Algorithms/Softwares meant for finding chimeras in 16S sequences work by comparing the ends of the 16S sequences to reference database. Query sequences, whose ends match two different 16S reference sequences are flagged as potential chimeras.
My question is as follows. In case, the query sequence (whether chimeric or not chimeric) orignates from an entirely new species/phylum (as in metagenomics), its ends will obviously not show any sort of alignment with existing reference 16s sequences.
In that case, how do existing chimera programs identify whether the query sequence is a chimera ? Are exising programs validated for this scenario ?
If I understand correctly, the primers are based on the conserved portions of the 16S gene. In principle, there can be an 16S sequence from an entirely new organism pulled out using the conserved portion as a primer. This means that it is possible to catch completely new/dissimilar 16S gene using primers designed from conserved regions. Please correct me if I have got the concept wrong
So called, universal primers are not that universal as they were considered. So while it's possible to sequence 16S that cannot be assigned to any of the known organism, you cannot be 100% sure you pulled all 16S RNAs that were in the sample. So, from that perspective, using universal primers will might easily give you certain amount of unassignable 16S RNAs but it shouldn't be an issue for chimera detection software, as it uses information from the sample, not from taxonomy/databases.
I thought that software like chimera slayer, bellerophon etc use information of known 16S sequences. I am not aware of a software that performs a denovo detection of chimeric sequences by processing information from the sample itself. Your comments please
Indeed, CS compares reads to the database (I thought it just uses alignment to identify conserved regions and compares these regions within the sample - it didn't make sense to me to compare reads to database containing things that are not there). Nevertheless, in case of universal primers, conserved regions are preserved enough for CS to perform as expected.

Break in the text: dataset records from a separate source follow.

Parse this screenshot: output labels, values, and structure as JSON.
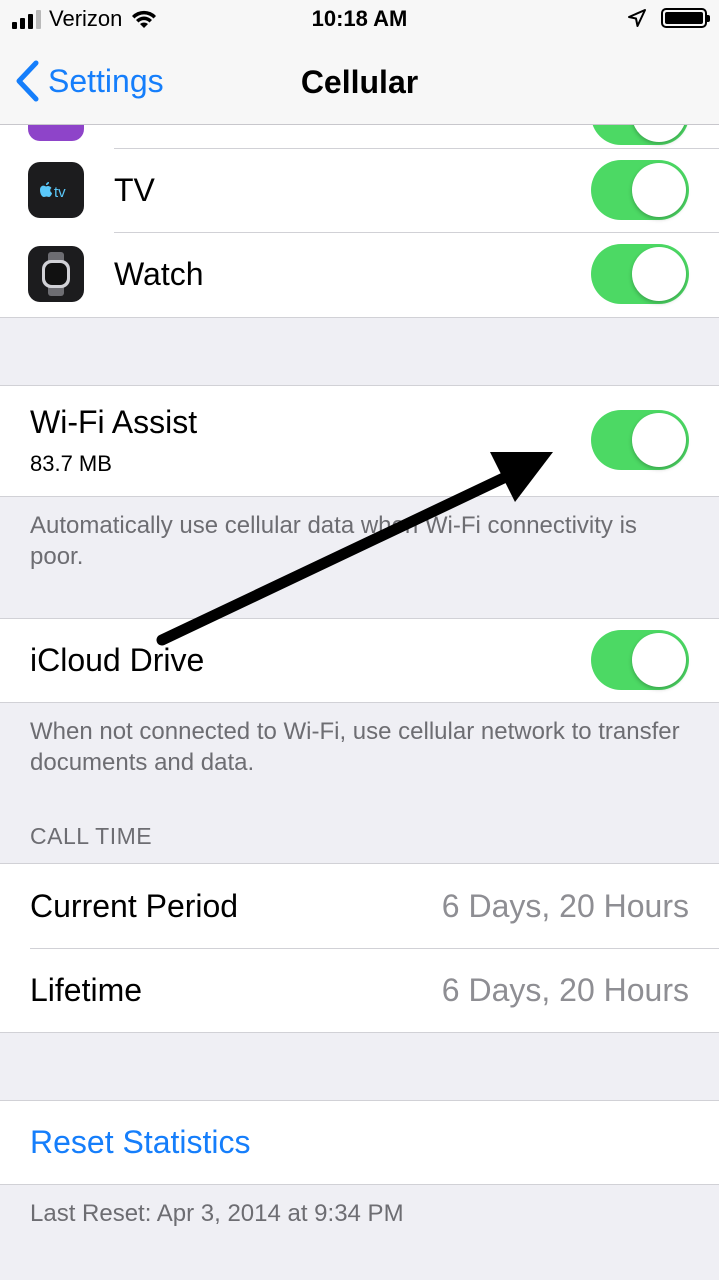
{
  "status": {
    "carrier": "Verizon",
    "time": "10:18 AM"
  },
  "nav": {
    "back_label": "Settings",
    "title": "Cellular"
  },
  "apps": [
    {
      "label": "TV",
      "icon": "apple-tv-icon",
      "icon_text": "tv",
      "enabled": true
    },
    {
      "label": "Watch",
      "icon": "apple-watch-icon",
      "enabled": true
    }
  ],
  "wifi_assist": {
    "label": "Wi-Fi Assist",
    "usage": "83.7 MB",
    "enabled": true,
    "footnote": "Automatically use cellular data when Wi-Fi connectivity is poor."
  },
  "icloud_drive": {
    "label": "iCloud Drive",
    "enabled": true,
    "footnote": "When not connected to Wi-Fi, use cellular network to transfer documents and data."
  },
  "call_time": {
    "header": "CALL TIME",
    "current_period_label": "Current Period",
    "current_period_value": "6 Days, 20 Hours",
    "lifetime_label": "Lifetime",
    "lifetime_value": "6 Days, 20 Hours"
  },
  "reset": {
    "label": "Reset Statistics",
    "last_reset": "Last Reset: Apr 3, 2014 at 9:34 PM"
  },
  "colors": {
    "accent": "#157efb",
    "toggle_on": "#4cd964",
    "background": "#efeff4",
    "purple_icon": "#8e44c9"
  }
}
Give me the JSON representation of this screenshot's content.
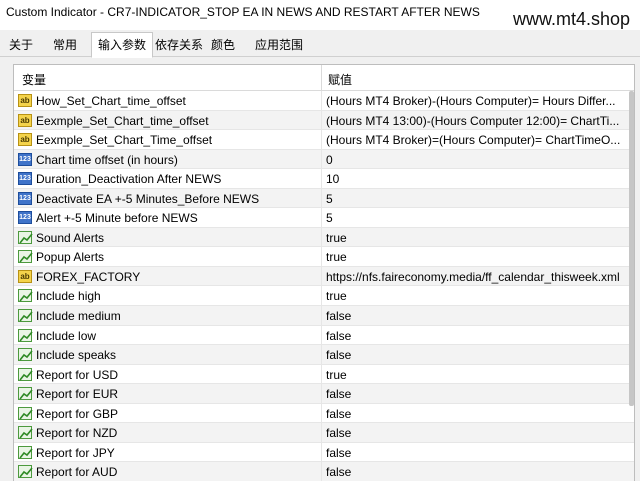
{
  "window": {
    "title": "Custom Indicator - CR7-INDICATOR_STOP EA IN NEWS AND RESTART AFTER NEWS"
  },
  "watermark": "www.mt4.shop",
  "tabs": [
    {
      "label": "关于"
    },
    {
      "label": "常用"
    },
    {
      "label": "输入参数",
      "active": true
    },
    {
      "label": "依存关系"
    },
    {
      "label": "颜色"
    },
    {
      "label": "应用范围"
    }
  ],
  "table": {
    "headers": {
      "variable": "变量",
      "value": "赋值"
    },
    "rows": [
      {
        "type": "string",
        "icon": "abc-string-icon",
        "name": "How_Set_Chart_time_offset",
        "value": "(Hours MT4 Broker)-(Hours Computer)= Hours Differ..."
      },
      {
        "type": "string",
        "icon": "abc-string-icon",
        "name": "Eexmple_Set_Chart_time_offset",
        "value": "(Hours MT4 13:00)-(Hours Computer 12:00)= ChartTi..."
      },
      {
        "type": "string",
        "icon": "abc-string-icon",
        "name": "Eexmple_Set_Chart_Time_offset",
        "value": "(Hours MT4 Broker)=(Hours Computer)= ChartTimeO..."
      },
      {
        "type": "number",
        "icon": "number-icon",
        "name": "Chart time offset (in hours)",
        "value": "0"
      },
      {
        "type": "number",
        "icon": "number-icon",
        "name": "Duration_Deactivation After NEWS",
        "value": "10"
      },
      {
        "type": "number",
        "icon": "number-icon",
        "name": "Deactivate EA +-5  Minutes_Before NEWS",
        "value": "5"
      },
      {
        "type": "number",
        "icon": "number-icon",
        "name": "Alert +-5 Minute before NEWS",
        "value": "5"
      },
      {
        "type": "bool",
        "icon": "boolean-icon",
        "name": "Sound Alerts",
        "value": "true"
      },
      {
        "type": "bool",
        "icon": "boolean-icon",
        "name": "Popup Alerts",
        "value": "true"
      },
      {
        "type": "string",
        "icon": "abc-string-icon",
        "name": "FOREX_FACTORY",
        "value": "https://nfs.faireconomy.media/ff_calendar_thisweek.xml"
      },
      {
        "type": "bool",
        "icon": "boolean-icon",
        "name": "Include high",
        "value": "true"
      },
      {
        "type": "bool",
        "icon": "boolean-icon",
        "name": "Include medium",
        "value": "false"
      },
      {
        "type": "bool",
        "icon": "boolean-icon",
        "name": "Include low",
        "value": "false"
      },
      {
        "type": "bool",
        "icon": "boolean-icon",
        "name": "Include speaks",
        "value": "false"
      },
      {
        "type": "bool",
        "icon": "boolean-icon",
        "name": "Report for USD",
        "value": "true"
      },
      {
        "type": "bool",
        "icon": "boolean-icon",
        "name": "Report for EUR",
        "value": "false"
      },
      {
        "type": "bool",
        "icon": "boolean-icon",
        "name": "Report for GBP",
        "value": "false"
      },
      {
        "type": "bool",
        "icon": "boolean-icon",
        "name": "Report for NZD",
        "value": "false"
      },
      {
        "type": "bool",
        "icon": "boolean-icon",
        "name": "Report for JPY",
        "value": "false"
      },
      {
        "type": "bool",
        "icon": "boolean-icon",
        "name": "Report for AUD",
        "value": "false"
      }
    ]
  },
  "icon_labels": {
    "string": "ab",
    "number": "123"
  },
  "colors": {
    "string_icon": "#f4d34b",
    "number_icon": "#3f73c9",
    "bool_icon": "#4d9a3e"
  }
}
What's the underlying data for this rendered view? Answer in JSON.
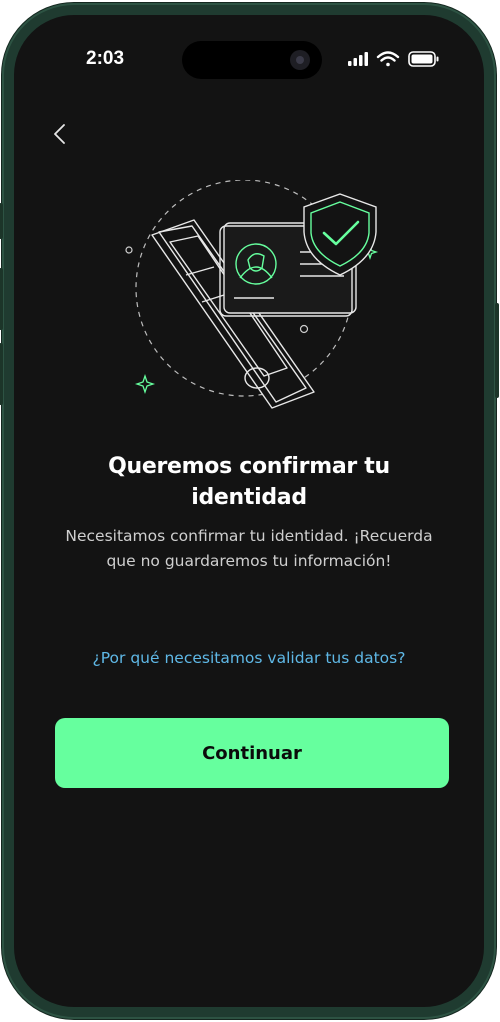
{
  "status_bar": {
    "time": "2:03",
    "icons": [
      "cellular-signal-icon",
      "wifi-icon",
      "battery-icon"
    ]
  },
  "nav": {
    "back_icon": "chevron-left-icon"
  },
  "content": {
    "title": "Queremos confirmar tu identidad",
    "description": "Necesitamos confirmar tu identidad. ¡Recuerda que no guardaremos tu información!",
    "help_link": "¿Por qué necesitamos validar tus datos?"
  },
  "actions": {
    "continue_label": "Continuar"
  },
  "colors": {
    "background": "#131313",
    "accent_green": "#66ff9e",
    "link_blue": "#5fb8e6",
    "phone_frame": "#1f3b30"
  }
}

Sorry if I am getting on your nerves. What if the chimera has occurred between two variable regions ?
Sorry, I've been terribly busy... I'm simply not sure what is the answer to your question. The common sense would be that as long as alignment is possible (conserved regions are really conserved - this is want I meant by referring to universal primers) CS should operate as expected, no matter where chimera starts and ends (assuming chimera of two reads). But I haven't checked if CS has some kind of threshold value for alignment.